No, homosexuality is not the “sin” “unnaturally pushed on our culture”. Adultery is. You are a pastor. Have you ever had a couple in your church, on their second marriage? Read Mark’s Gospel: that is adultery. Yet you do not care about it, because it is the sin you sympathise with. Yet even the gay people who buy the bullshit you peddle, and imagine they have to be celibate- contrary to the Bible, which says “it is not good for the man to be alone”- become uncomfortable in your church, and leave.
You can, if you wish, read articles delving into the Greek Hebrew and Aramaic, and finding that only specific acts of gay lovemaking are condemned. For example, Romans 1 condemns sex during idol worship, in Rome in the first century, notably in the worship of Cybele. Yet you ignore them. You do not have ears to hear.
Knockabout stuff. He replied, thanks! You helped make my point! Which merely as repartee is a brilliant answer. No-one on whose blog I have posted similar has been able to answer the adultery point. Better to ignore it.
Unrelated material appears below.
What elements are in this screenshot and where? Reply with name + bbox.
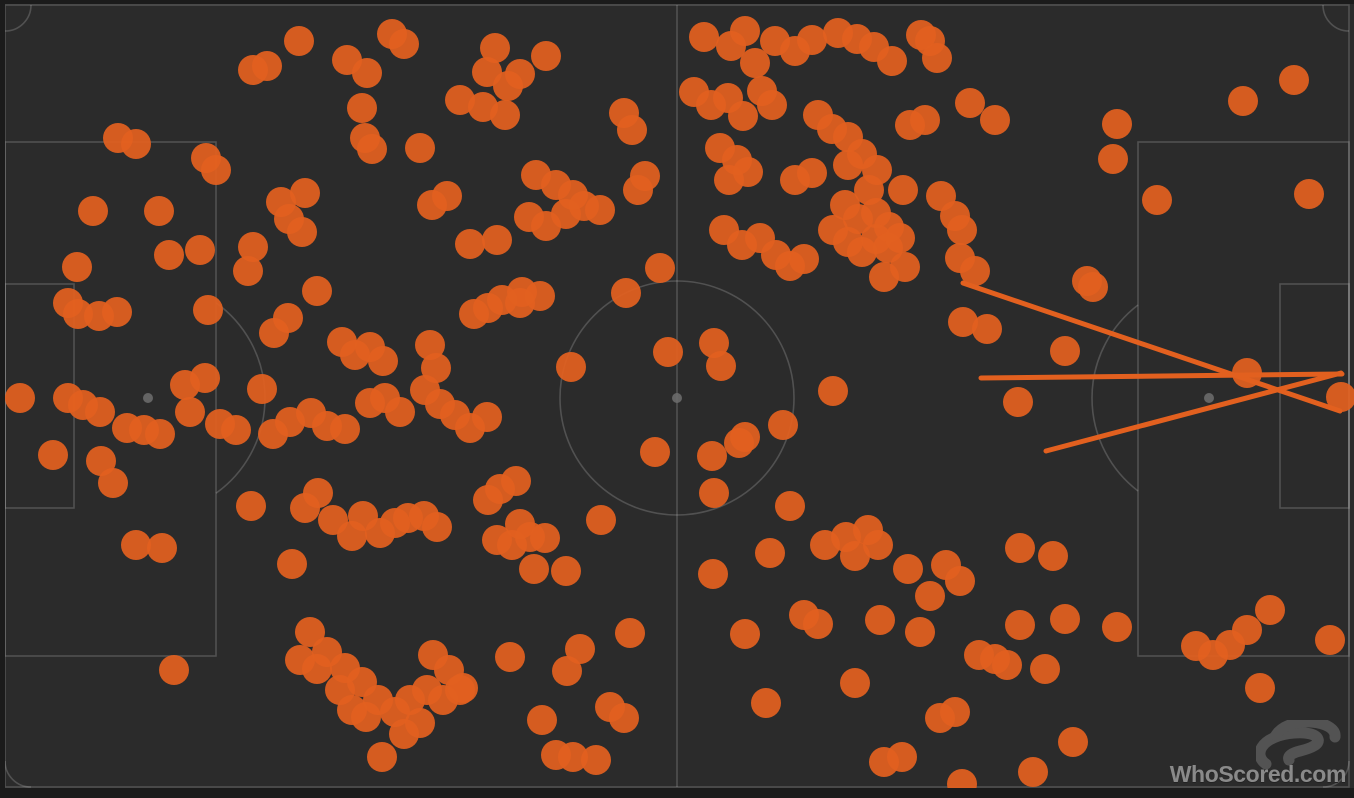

I am not hypocritical in my statement on adultery. I think often a couple join together in haste, and couples grow apart: it is not always wrong to split, and I would not stop them from splicing again, though sometimes I feel queasy about it. But I am not the one who claims to live by the Bible. I am pointing out his hypocrisy. Of course he has “adulterers”, so defined, in his church.
I can “make a case” for the virtue of my commenting in this way. I confront the ones who torture gay people with words. I demonstrate to them that there is another way, a Christian way, of responding to gay people.
And, perhaps, I am talking to myself. I assure myself that I am not doing wrong by fulfilling my God-given nature, despite what all these “Christians” think. Writing such things helps me to think them through. This comment is the latest of many, during which I have honed my rhetoric, and increased my detestation for such abominable lies. Reading it, it occurred to me that I might have done all I need, interacting with such slime, and can move on.
I exposed myself to such devilish hatred, in order to inoculate myself against it. Perhaps I have done so. Reading more of it gives it more importance than it deserves.